Friday, January 23, 2009

A Better Shuttle - Part II

In my previous blog entry, I referred to a story in the USA Today "Forget the Cab, Take a Shuttle Flight". This story explains how a new air shuttle service is being offered between a suburban airport and Atlanta's Hartsfield airport, 43 miles away, so that residents of Atlanta's suburbs can get to this major airport without having to deal with the horrendous traffic on the way. I proposed in that blog entry the use of VTOL airplanes to make the shuttle service even better. In this entry, I want to talk about how to solve the real problem: unrelenting and unpredictable road congestion.

There are numerous solutions offered to greatly reduce road congestion: better monitoring of traffic, building more roads and widening existing ones, congestion pricing, more mass transit, reserved lanes for vehicles with multiple occupants, and increasing automation of automobiles and trucks. These all have some merit, but I don't think any of them will come close to remedying the problem. Having (almost) all traffic on one level really limits available space for cars and trucks, unless we want to pave over every square foot of land everywhere.

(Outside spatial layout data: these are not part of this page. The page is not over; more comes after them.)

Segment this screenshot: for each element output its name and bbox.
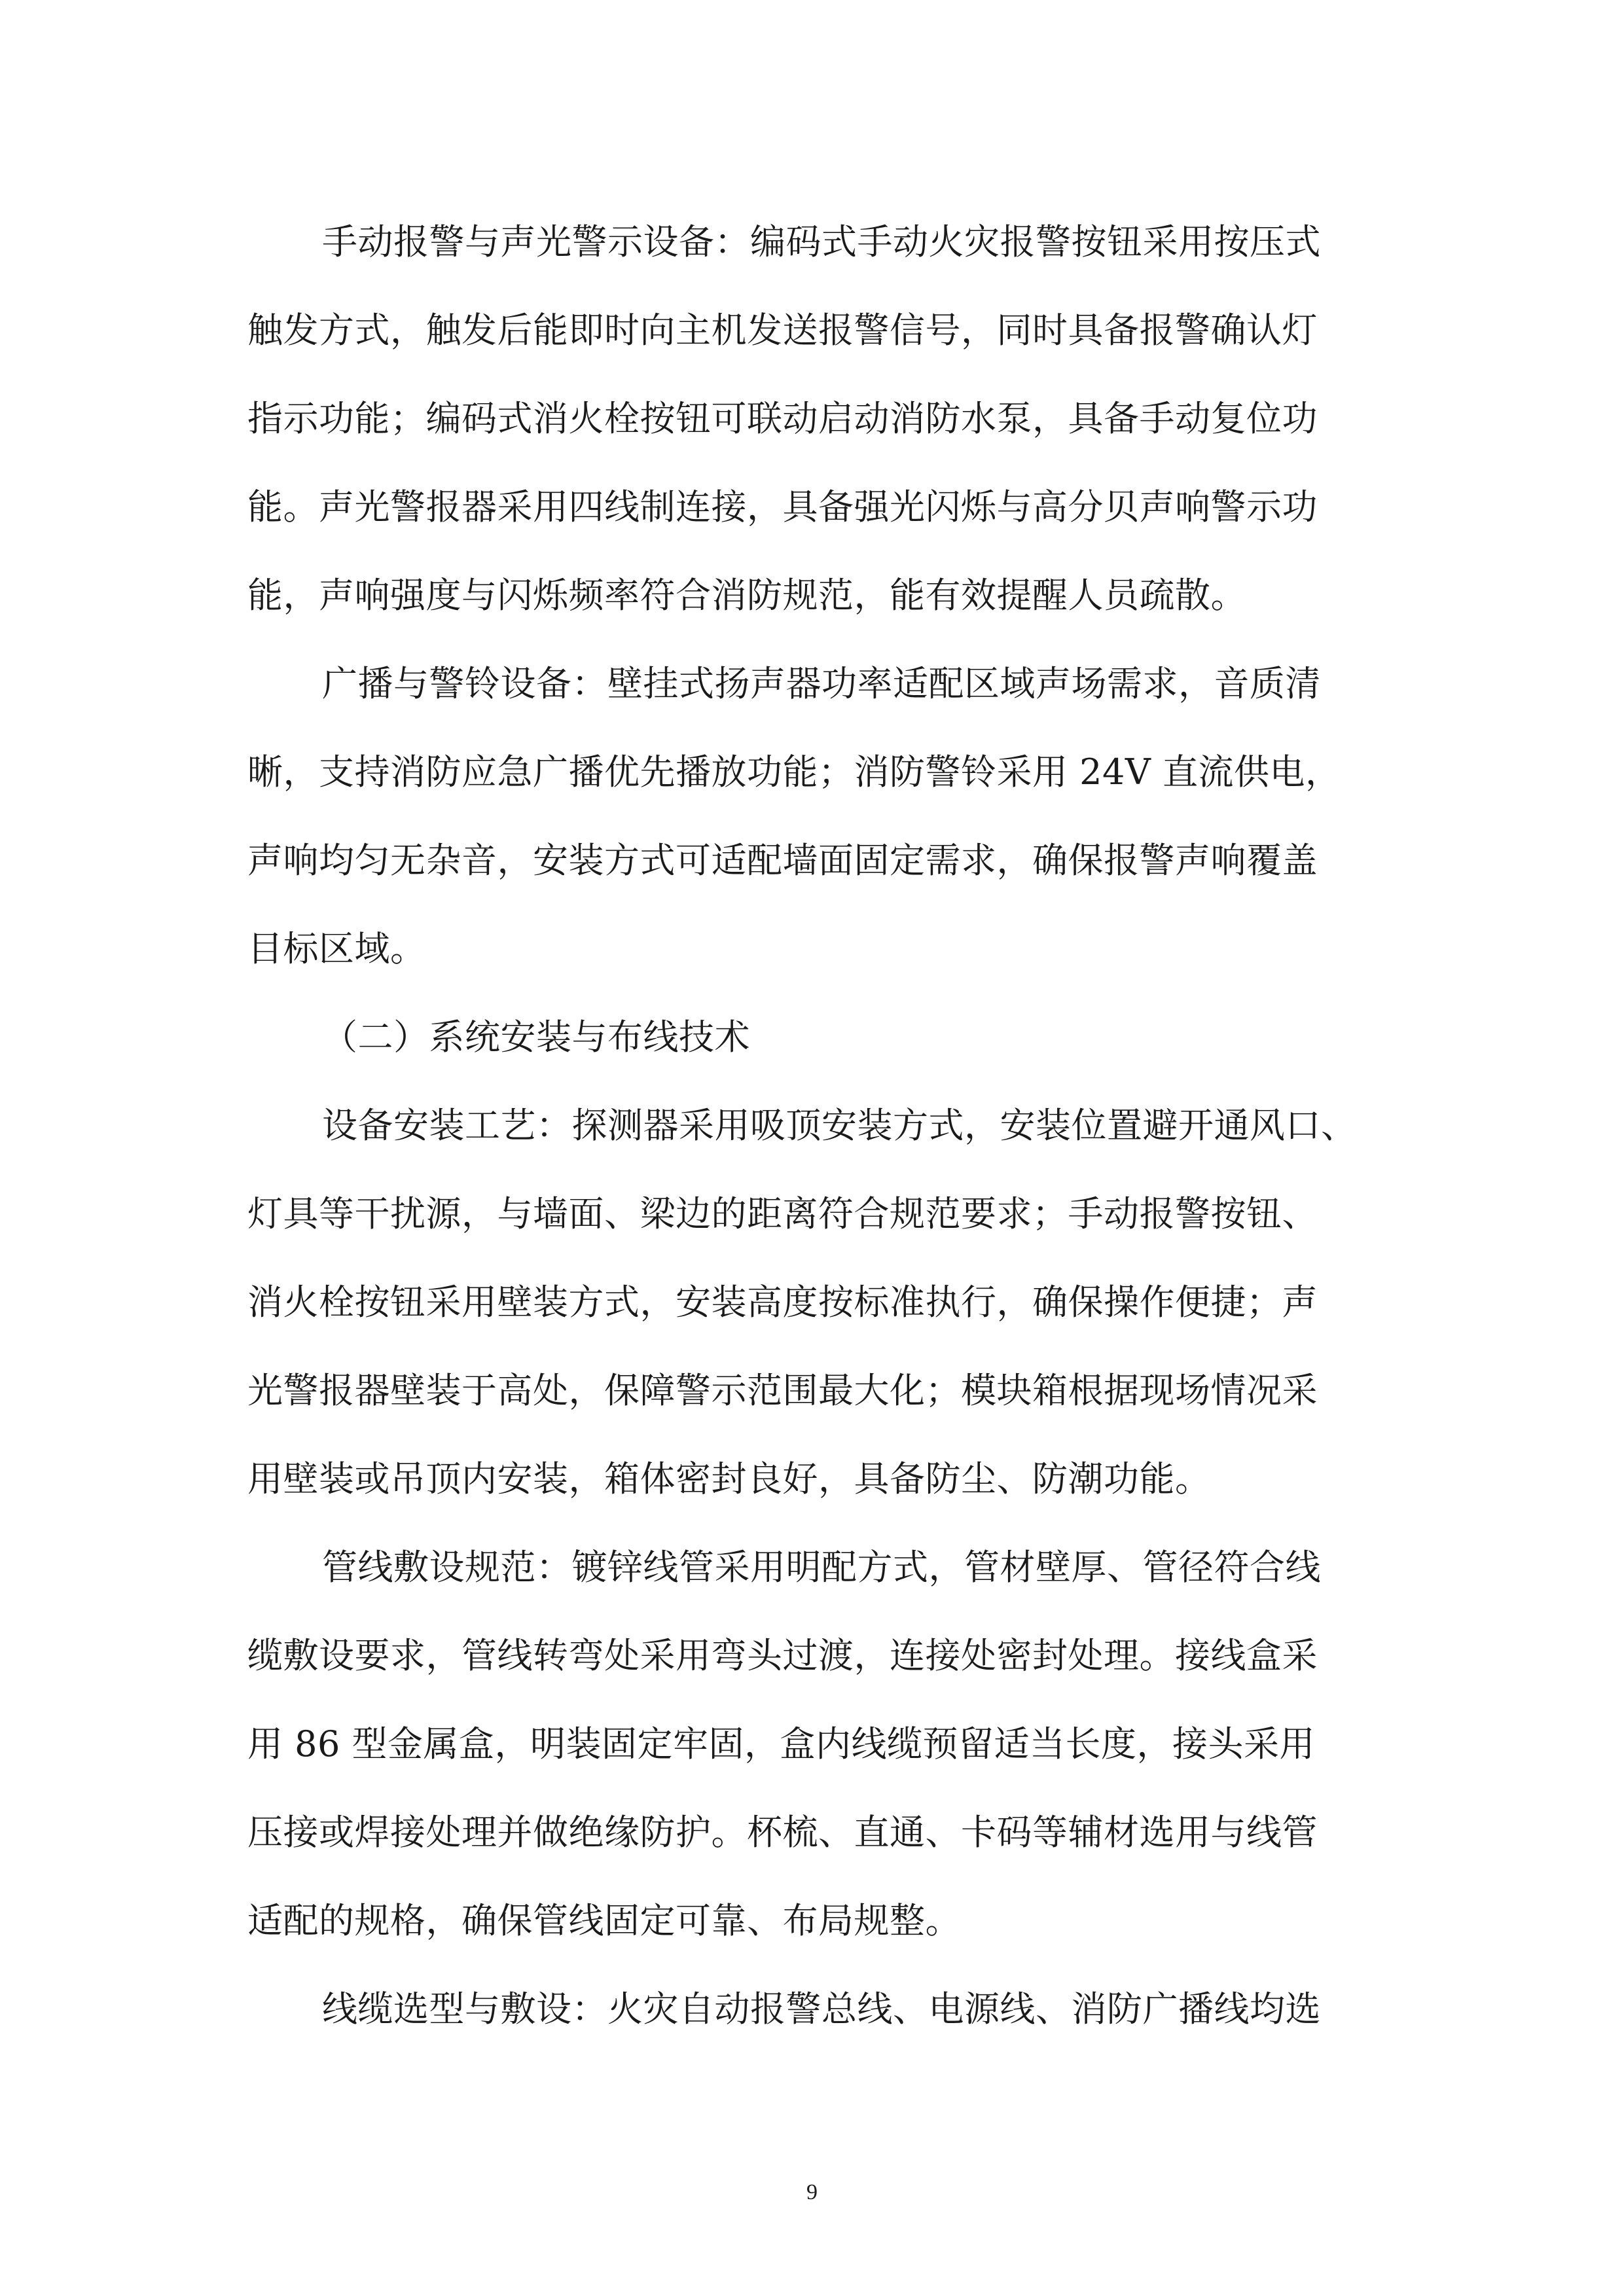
text-line: 用壁装或吊顶内安装，箱体密封良好，具备防尘、防潮功能。	[247, 1458, 1211, 1499]
page-number: 9	[806, 2180, 818, 2204]
text-line: 消火栓按钮采用壁装方式，安装高度按标准执行，确保操作便捷；声	[247, 1282, 1318, 1323]
text-line: 广播与警铃设备：壁挂式扬声器功率适配区域声场需求，音质清	[322, 663, 1321, 704]
text-line: 晰，支持消防应急广播优先播放功能；消防警铃采用 24V 直流供电，	[247, 751, 1341, 793]
text-line: 设备安装工艺：探测器采用吸顶安装方式，安装位置避开通风口、	[322, 1105, 1357, 1146]
text-line: 适配的规格，确保管线固定可靠、布局规整。	[247, 1900, 961, 1941]
text-line: 用 86 型金属盒，明装固定牢固，盒内线缆预留适当长度，接头采用	[247, 1723, 1316, 1765]
text-line: 管线敷设规范：镀锌线管采用明配方式，管材壁厚、管径符合线	[322, 1547, 1321, 1588]
text-line: 灯具等干扰源，与墙面、梁边的距离符合规范要求；手动报警按钮、	[247, 1193, 1318, 1234]
text-line: 声响均匀无杂音，安装方式可适配墙面固定需求，确保报警声响覆盖	[247, 840, 1318, 881]
text-line: 压接或焊接处理并做绝缘防护。杯梳、直通、卡码等辅材选用与线管	[247, 1812, 1318, 1853]
text-line: 触发方式，触发后能即时向主机发送报警信号，同时具备报警确认灯	[247, 310, 1318, 351]
text-line: 手动报警与声光警示设备：编码式手动火灾报警按钮采用按压式	[322, 221, 1321, 262]
text-line: 线缆选型与敷设：火灾自动报警总线、电源线、消防广播线均选	[322, 1988, 1321, 2030]
text-line: 目标区域。	[247, 928, 426, 969]
text-line: 光警报器壁装于高处，保障警示范围最大化；模块箱根据现场情况采	[247, 1370, 1318, 1411]
text-line: 能。声光警报器采用四线制连接，具备强光闪烁与高分贝声响警示功	[247, 486, 1318, 528]
text-line: 缆敷设要求，管线转弯处采用弯头过渡，连接处密封处理。接线盒采	[247, 1635, 1318, 1676]
text-line: 指示功能；编码式消火栓按钮可联动启动消防水泵，具备手动复位功	[247, 398, 1318, 439]
text-line: 能，声响强度与闪烁频率符合消防规范，能有效提醒人员疏散。	[247, 575, 1246, 616]
section-heading: （二）系统安装与布线技术	[322, 1016, 750, 1058]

Elevation is prohibitively expensive with cement and asphalt roads, and even just adding more lanes to existing surface roads is expensive, causes all sorts of traffic delays in the process, and seems to invite more traffic, so that the enlarged road is congested not long after the construction is done.

The article about the new air shuttle service to Hartsfield airport makes another interesting point.
Traffic-congestion experts cite the problem of unpredictability: When people don't know which day they'll experience an hour-long delay, they have to build in that extra hour — wasted time when traffic flows smoothly.
Using the photo below from the Federal Highway Administration (FHWA) as an illustration, a person going to the airport could be traveling in the congested direction (right hand side), or in the uncongested (upper left) direction. He or she would have no control over the traffic going to the airport, and would have to allow the maximum time just in case traffic is bad. This means leaving earlier than necessary, else risking a congestion delay and a missed flight.



And, adding more lanes or elevating lanes to alleviate the traffic situation, can wind up creating the utopian vision below (photo also from the FHWA), which happens to show road realities in the Atlanta area.



No one should have to contend with real or anticipated traffic jams, and no community should have to add more and more ribbons of cement. The best way to get someone from their home to the Hartsfield airport is to implement the Aeroduct System that Aeromobile Inc. has pioneered. Air cushion vehicles in lightweight transparent or translucent guideways offer many advantages over wheeled vehicles on roads, not the least is the dramatic improvement in capacity. The guideways in the Aeroduct System are less expensive than roads; the air cushion vehicles are less expensive than cars or trucks. The lightweight guideways can be stacked vertically and horizontally, allowing almost infinite capacity. With this System, no one would ever be late to the airport due to terrible traffic, and no one would have to leave their job or home early just because traffic might be bad.

Thursday, January 15, 2009

A Better Shuttle - Part I

In the USA Today of January 15th, an article by Larry Copeland called "Forget the Cab, Take a Shuttle Flight", explains how a new air shuttle service is being offered between Gwinnett County airport and Atlanta's Hartsfield airport, 43 miles away. All this so that residents of Atlanta's suburbs do not have to risk missing a flight at Hartsfield due to the often unpredictable traffic slowdowns encountered when driving a car to the airport. I hope the service is successful. But, I'd like to talk about how two of the technologies I've worked on might make the service even better.

In Part I of this blog entry, I'll relate how the Arc Wing VTOL airplane would be the best possible shuttle to get from anywhere to Hartsfield or any other large airport. In Part II, I'll discuss how we can eliminate the traffic congestion that is the problem in the first place.

A VTOL airplane is the best possible way to get people by air from one place to another. The Arc Wing VTOL airplane which I've been working on for many years would let a shuttle service takeoff just about anywhere in the Atlanta area, without any airport being necessary, and land at Hartsfield on a vertipad (a variation of a helipad), allowing the runways to be dedicated to large aircraft, like airliners. This would be far more flexible than requiring a LTOL (long takeoff and landing airplane) at the starting point, which must be a runway, then a short flight to another airport, where one of the runways must accommodate the smaller airplane along with commercial jets.

The shuttle service would have infinitely more starting points, and make far less demand on the runways at Hartsfield, the destination point. A company using the Arc Wing VTOL airplane for its shuttle fleet could have many starting points at various distances from Hartsfield, and truly accommodate all those who want to get to the large airport without having to deal with stupefying automobile traffic.